The Bank opted to keep its benchmark rate unchanged earlier this month, holding steady at its current level of 2.75%, and Macklem’s Wednesday speech gave no sign that it’s considering a rate cut at its next meeting – scheduled for the end of July – yet.

But the governor also pointed to the uncertainty of the current economic outlook, with little clarity on whether the punishing tariff wave launched by US president Donald Trump earlier this year will ease and no indication yet that a US-Canada trade deal is imminent.

If inflation expectations remain elevated, “people won’t be surprised to see higher prices” and firms may feel emboldened to pass on the cost of tariffs, he said, although lower demand in a weaker economy could also lower the chances of price hikes.
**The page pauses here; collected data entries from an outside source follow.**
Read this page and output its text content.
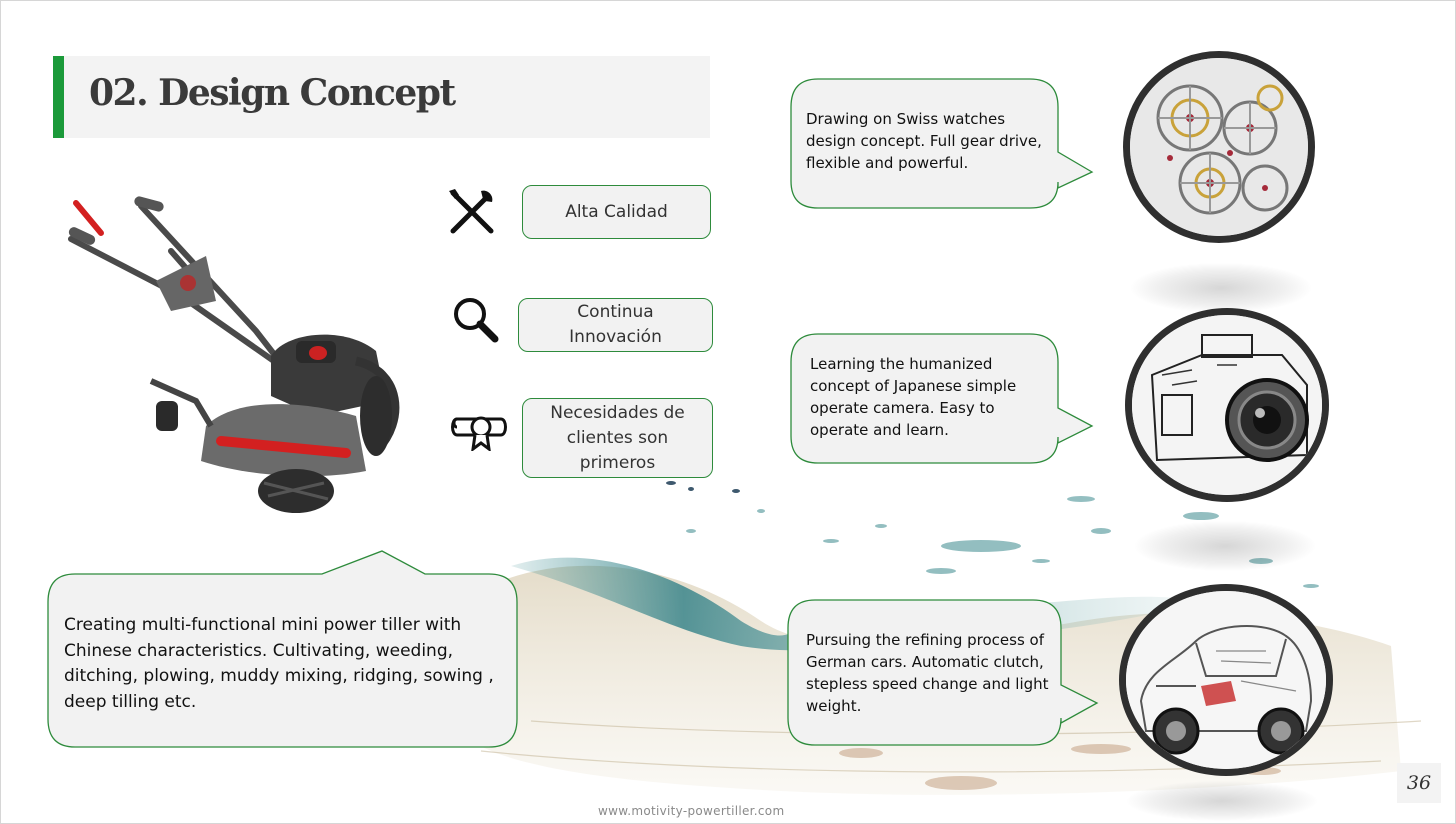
02. Design Concept
Alta Calidad
Continua Innovación
Necesidades de clientes son primeros
Creating multi-functional mini power tiller with Chinese characteristics. Cultivating, weeding, ditching, plowing, muddy mixing, ridging, sowing , deep tilling etc.
Drawing on Swiss watches design concept. Full gear drive, flexible and powerful.
Learning the humanized concept of Japanese simple operate camera. Easy to operate and learn.
Pursuing the refining process of German cars. Automatic clutch, stepless speed change and light weight.
www.motivity-powertiller.com
36
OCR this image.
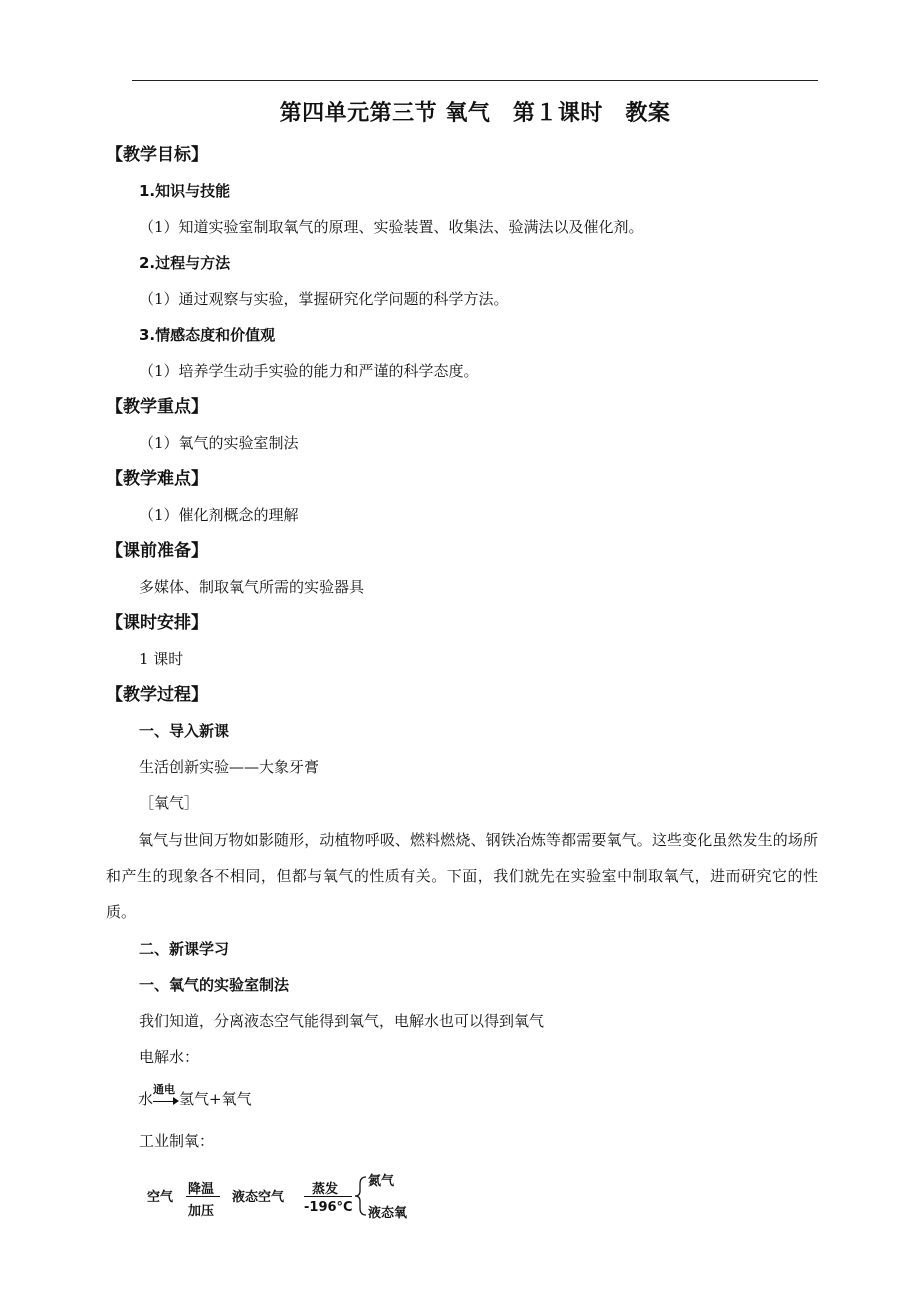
第四单元第三节 氧气　第１课时　教案
【教学目标】
1.知识与技能
（1）知道实验室制取氧气的原理、实验装置、收集法、验满法以及催化剂。
2.过程与方法
（1）通过观察与实验，掌握研究化学问题的科学方法。
3.情感态度和价值观
（1）培养学生动手实验的能力和严谨的科学态度。
【教学重点】
（1）氧气的实验室制法
【教学难点】
（1）催化剂概念的理解
【课前准备】
多媒体、制取氧气所需的实验器具
【课时安排】
1 课时
【教学过程】
一、导入新课
生活创新实验——大象牙膏
［氧气］
氧气与世间万物如影随形，动植物呼吸、燃料燃烧、钢铁冶炼等都需要氧气。这些变化虽然发生的场所和产生的现象各不相同，但都与氧气的性质有关。下面，我们就先在实验室中制取氧气，进而研究它的性质。
二、新课学习
一、氧气的实验室制法
我们知道，分离液态空气能得到氧气，电解水也可以得到氧气
电解水：
水
通电
氢气+氧气
工业制氧：
空气
降温
加压
液态空气
蒸发
-196°C
氮气
液态氧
Storm clouds gathering over Canadian economy as trade war rumbles on

Economists have sounded the alarm on the potentially severe impact of those tariffs on the Canadian jobs outlook, and Macklem said trade-focused industries are already bearing the brunt of the US measures – although the wider labour market has proven resilient so far.

The federal government and provincial leaders have been engaged in frantic talks in recent months to remove trade barriers within Canada, opening new channels in an effort to offset some of the impact of the US’s levies on Canadian goods.

That will create more “resilience” in the Canadian economy, Macklem said, highlighting oil exports by Newfoundland and Labrador to Europe as an example of a growth opportunity.

But the central bank is clearly in no mood to consider bringing rates lower until it has a clearer picture of how the economy is reacting to the pressures from south of the border.

The Bank cut rates seven times in a row between mid-2024 and the beginning of this year, but has now kept rates unchanged in its last two decisions.

“We are proceeding carefully with monetary policy,” Macklem said. “We want to see through the noise to set policy that supports the economy while ensuring inflation remains low and stable for Canadians.”

On Wednesday, the Federal Reserve took a similar approach in the US, announcing that it was leaving interest rates unchanged after its June decision as it waits to see how the economy fares in the face of Trump’s tariffs.